I'm boiling lemons for tea tonight, or maybe they should be called limes. Here they are limon, similar to the small greenish yellow limes in Mexico and they are the Egyptian cure for virtually everything. For cold or flu, you are supposed to squeeze some into a pot with water and then drop in the lemons themselves to boil with the juice. The oil from the skins adds to the potency of cure and with a drop of Jamesons it is a cold cure that will appeal to any Irish/Arab.

My guest left this morning for Jaipur, India, where she will spend a few months working with orphans. It was hard for her to go and I could see the tears in her eyes as she wheeled her cart into the airport. Sonia pointed out that she'd rarely traveled to some place where virtually everyone she met was welcoming to her. We talked on the way to the airport about the misconceptions that people have about Egypt...I have so many people emailing me to ask if it is "safe" to come to Egypt given "the way that Egyptians feel about Americans" for example. My response however is always the same. Egyptians have probably been welcoming tourists for about 5 thousand years and most of the reviews have been very good. I do know people who have had problems, but most of them would have had problems anywhere.

Before iftar I sat in my garden with my animals listening to the mosques leading up to the call to prayer for the iftar. The horses had been fed before the grooms went hoe for iftar so they were all busy eating in the paddocks. Hanuma our developmentally challenged baby gamoosa decided that it would be fun to chase the goats around their paddock. They can run so much faster than Hanuma that they are in absolutely no danger, but she jumped and bucked around them herding them into the shed with the sheep where they would no longer be threatening her dinner.

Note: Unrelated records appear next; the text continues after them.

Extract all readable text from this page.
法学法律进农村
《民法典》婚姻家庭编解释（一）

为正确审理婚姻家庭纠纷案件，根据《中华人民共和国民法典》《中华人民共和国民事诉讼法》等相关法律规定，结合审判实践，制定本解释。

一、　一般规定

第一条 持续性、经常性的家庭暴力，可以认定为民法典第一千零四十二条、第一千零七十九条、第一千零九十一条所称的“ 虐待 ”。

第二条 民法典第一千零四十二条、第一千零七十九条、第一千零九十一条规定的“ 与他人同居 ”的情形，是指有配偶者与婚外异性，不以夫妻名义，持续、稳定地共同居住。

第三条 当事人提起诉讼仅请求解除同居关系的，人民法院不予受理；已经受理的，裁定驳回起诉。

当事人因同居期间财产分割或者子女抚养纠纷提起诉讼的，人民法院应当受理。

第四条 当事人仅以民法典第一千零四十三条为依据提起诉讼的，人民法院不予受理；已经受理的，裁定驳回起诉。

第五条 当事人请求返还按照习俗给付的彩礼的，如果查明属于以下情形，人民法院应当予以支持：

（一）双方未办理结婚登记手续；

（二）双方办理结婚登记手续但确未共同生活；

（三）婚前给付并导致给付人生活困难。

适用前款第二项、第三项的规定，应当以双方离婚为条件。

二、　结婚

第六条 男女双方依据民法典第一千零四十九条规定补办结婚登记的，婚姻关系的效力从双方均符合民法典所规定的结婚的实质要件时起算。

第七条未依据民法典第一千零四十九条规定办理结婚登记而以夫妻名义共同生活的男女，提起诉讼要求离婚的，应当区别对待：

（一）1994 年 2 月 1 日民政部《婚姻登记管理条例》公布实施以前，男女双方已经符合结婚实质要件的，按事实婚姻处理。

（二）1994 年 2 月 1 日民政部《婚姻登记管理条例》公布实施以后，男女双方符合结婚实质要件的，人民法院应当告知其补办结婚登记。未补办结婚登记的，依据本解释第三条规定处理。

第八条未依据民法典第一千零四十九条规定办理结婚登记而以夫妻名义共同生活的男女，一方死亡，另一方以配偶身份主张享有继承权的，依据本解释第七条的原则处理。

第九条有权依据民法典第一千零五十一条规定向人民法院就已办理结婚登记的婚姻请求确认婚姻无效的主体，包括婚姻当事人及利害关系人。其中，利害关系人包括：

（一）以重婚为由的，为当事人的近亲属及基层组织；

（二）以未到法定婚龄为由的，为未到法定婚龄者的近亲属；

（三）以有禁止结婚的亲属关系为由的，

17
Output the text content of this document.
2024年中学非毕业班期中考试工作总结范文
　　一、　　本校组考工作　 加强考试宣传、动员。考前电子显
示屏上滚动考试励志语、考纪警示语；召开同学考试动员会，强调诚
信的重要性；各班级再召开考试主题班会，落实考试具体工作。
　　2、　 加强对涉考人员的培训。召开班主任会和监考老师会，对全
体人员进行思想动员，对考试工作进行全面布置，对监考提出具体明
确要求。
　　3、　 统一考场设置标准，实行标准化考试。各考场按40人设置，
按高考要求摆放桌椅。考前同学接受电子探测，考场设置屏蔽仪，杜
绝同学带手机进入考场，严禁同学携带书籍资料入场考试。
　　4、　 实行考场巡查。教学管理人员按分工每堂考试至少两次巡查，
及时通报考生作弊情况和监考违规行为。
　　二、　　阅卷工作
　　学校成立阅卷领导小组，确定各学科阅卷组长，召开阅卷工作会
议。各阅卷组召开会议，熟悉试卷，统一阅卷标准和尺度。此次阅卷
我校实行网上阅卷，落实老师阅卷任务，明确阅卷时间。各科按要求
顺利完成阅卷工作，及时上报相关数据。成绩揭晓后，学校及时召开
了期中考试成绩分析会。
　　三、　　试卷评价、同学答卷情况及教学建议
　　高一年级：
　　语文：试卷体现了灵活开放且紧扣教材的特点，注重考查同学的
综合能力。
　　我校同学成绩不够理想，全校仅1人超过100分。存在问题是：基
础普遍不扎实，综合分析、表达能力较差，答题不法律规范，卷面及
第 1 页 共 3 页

The terriers pattered around the land visiting the horses, while Morgana the Dane took up a position on top of a heap of sun-warmed sand by the grooms' quarters. Koheila ran up the hill for a quick tussle to establish the ownership of the hill...kids and dogs play King of the Hill all the time...while Sabah the Sloughi puppy crawled up into my lap for a nap. Egrets and crows flew into the distance to roost in the trees along the canals and a small brown owl called from the electrical wire above the bird cage. As the call to prayer sounded, the entire world fell silent but for the calls of the birds.

I think that I can be happy living here.